Most of the "switch grass" data I have seen makes Pie in the Sky assumptions based on a few 1 acre test plots and makes wild assumptions about some magic enzyme that will exist someday to make it all work.
Somebody please show me a pilot plant that makes more than 1000 gallons of ethanol/day from switch grass that actually has energy input only double the estimated claims made switch grass proponents and I will invest $5000 tomorrow.
The nitro is what makes the alcohol burn. Running pure alcohol, even if you pumbed the 2 gallons it took for a 1/4 you didn't go any faster than with gas.
Great column.
It echoes my own thinking so completely, I'd wish I'd written it myself.
You forgot about Kudzu.
That's the big picture here. Someone posted the chart of energy efficiency ... doubled since 1973. And it will double again in the next 30 years, if trends continue. And there is no reason for them not to; just looking at a switch from conventional ICE-based cars to hybrid-style drivetrains, as Luskin notes, will give you a 40%-100% fuel efficiency gain.
As we 'run out' of cheap oil and/or it gets harder to find, we will adapt to alternatives. The Peak Oil fearmongering that civilization will colapse are nonsense... we'll adjust. I dont mind at all seeing a future of 400 nuke plants feeding electricity to power EVs and high-efficiency alt fueled cars.
I'm afraid they do. Notrous oxide injected into the intake manifold of a gasoline engine will generally increase horsepower by up to 50% or so. A top fuel dragster, on the other hand will generally produce up to 250% more horsepower on nitromethane than it will on straight gasoline, not the 10% you recall.
Actually, the use of corn as an ethanol reagent does not diminish its viability as a livestock food.
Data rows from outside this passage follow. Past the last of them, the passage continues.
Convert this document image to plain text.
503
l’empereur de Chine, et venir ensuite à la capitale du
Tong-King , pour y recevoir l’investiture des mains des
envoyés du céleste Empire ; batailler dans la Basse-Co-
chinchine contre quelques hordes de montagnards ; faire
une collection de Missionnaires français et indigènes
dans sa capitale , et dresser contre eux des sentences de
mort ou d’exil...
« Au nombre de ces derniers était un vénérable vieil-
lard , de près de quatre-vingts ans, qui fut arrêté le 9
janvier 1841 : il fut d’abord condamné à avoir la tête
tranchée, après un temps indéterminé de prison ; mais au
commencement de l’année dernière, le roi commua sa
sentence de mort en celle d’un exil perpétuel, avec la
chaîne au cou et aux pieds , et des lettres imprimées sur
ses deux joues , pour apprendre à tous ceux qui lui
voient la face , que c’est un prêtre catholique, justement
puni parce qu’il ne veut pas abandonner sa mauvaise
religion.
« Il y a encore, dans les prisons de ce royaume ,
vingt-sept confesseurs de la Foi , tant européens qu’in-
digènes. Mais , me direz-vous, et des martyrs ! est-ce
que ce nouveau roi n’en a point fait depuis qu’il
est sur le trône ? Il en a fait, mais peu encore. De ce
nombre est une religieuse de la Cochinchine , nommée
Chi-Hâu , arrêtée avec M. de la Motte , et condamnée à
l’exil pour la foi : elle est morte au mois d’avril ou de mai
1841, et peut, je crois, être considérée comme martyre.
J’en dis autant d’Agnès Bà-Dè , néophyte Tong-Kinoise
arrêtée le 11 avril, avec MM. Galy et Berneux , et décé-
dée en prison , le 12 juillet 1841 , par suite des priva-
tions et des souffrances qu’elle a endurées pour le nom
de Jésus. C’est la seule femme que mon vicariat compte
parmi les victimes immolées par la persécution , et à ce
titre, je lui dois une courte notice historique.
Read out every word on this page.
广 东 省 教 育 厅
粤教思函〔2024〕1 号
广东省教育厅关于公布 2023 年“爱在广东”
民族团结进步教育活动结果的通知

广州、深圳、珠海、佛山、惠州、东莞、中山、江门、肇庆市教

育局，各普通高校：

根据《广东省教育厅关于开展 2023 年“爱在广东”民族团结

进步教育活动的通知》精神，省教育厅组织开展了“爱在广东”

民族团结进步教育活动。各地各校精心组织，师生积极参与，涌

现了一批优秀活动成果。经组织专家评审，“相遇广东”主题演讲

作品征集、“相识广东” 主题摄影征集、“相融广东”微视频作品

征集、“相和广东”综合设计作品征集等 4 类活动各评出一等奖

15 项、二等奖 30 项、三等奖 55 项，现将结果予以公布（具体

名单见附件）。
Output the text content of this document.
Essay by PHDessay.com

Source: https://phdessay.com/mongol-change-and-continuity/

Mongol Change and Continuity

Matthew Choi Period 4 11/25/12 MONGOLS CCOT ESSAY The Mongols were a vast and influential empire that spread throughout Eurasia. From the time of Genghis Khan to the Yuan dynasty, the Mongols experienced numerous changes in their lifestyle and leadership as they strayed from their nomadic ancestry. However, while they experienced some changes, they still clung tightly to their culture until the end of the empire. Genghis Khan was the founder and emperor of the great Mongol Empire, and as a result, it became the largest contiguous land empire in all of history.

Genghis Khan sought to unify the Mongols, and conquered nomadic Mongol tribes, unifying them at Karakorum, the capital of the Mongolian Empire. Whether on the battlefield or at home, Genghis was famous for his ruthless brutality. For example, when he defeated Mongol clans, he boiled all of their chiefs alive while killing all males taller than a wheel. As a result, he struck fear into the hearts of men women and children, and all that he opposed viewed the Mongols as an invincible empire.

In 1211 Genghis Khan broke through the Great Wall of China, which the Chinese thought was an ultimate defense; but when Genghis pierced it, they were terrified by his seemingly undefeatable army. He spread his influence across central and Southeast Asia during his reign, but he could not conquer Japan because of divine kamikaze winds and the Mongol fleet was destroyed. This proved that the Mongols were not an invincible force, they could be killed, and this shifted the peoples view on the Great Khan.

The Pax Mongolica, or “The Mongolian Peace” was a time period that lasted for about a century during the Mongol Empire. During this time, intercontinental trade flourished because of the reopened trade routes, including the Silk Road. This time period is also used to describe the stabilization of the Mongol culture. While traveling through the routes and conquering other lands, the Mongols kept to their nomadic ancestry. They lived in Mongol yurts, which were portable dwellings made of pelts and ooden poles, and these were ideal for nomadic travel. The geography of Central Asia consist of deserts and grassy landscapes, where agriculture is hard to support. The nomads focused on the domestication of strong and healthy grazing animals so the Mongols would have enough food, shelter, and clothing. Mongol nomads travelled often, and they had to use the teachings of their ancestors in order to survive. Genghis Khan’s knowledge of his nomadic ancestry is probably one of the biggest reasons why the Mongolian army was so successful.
Since corn is grown predominantly as livestock feed today, using it for ethanol doubles the usefulness of the land.
Think of it this way: livestock feeders want corn for the protein; ethanol producers want it for the starches and sugars. The former remain when the latter are gone.
You're twisting my statements!
I've never mentioned nitrous oxide which has nothing to do with nitromethane and the never said that nitro/alcohol only added 10% to horsepower.
Argonne Labs took on this question, here is what they say:
http://www.anl.gov/Media_Center/News/2005/news050823.html
I simply meant that the hybrid diesel-electrics described in the article are not the best examples to compare to personal transportation. They are heavy-lift, variable load vehicles to which low-end torque is the most important consideration. For a personal vehicle, many other considerations come into play, including the esthetics.
True, although much of the gain was from better insulation of houses and buildings, and much improved fuel-efficiency for cars.
Information technology also has contributed greatly. (Remember when you had to physically send letters? Go shopping to compare prices? Buy a newspaper to get your news?)
Nitrous oxide and methane mixed become nitromethane.
We seem to agree on the real efficiency gains.
Real efficiency gains reduce total world demand for energy. Improvements to the U.S. BTU/GDP ratio due to outsourcing energy intensive manufacturing do not change the total world demand for energy. This is an important distinction when trying to project the price of e.g. oil, or the number of years supply in reserve. Increased consumption in China played a large part in the recent price increases.
>>Argonne Labs took on this question, here is what they say:
Sponsered, interestingly enough by the National Corn Growers Association.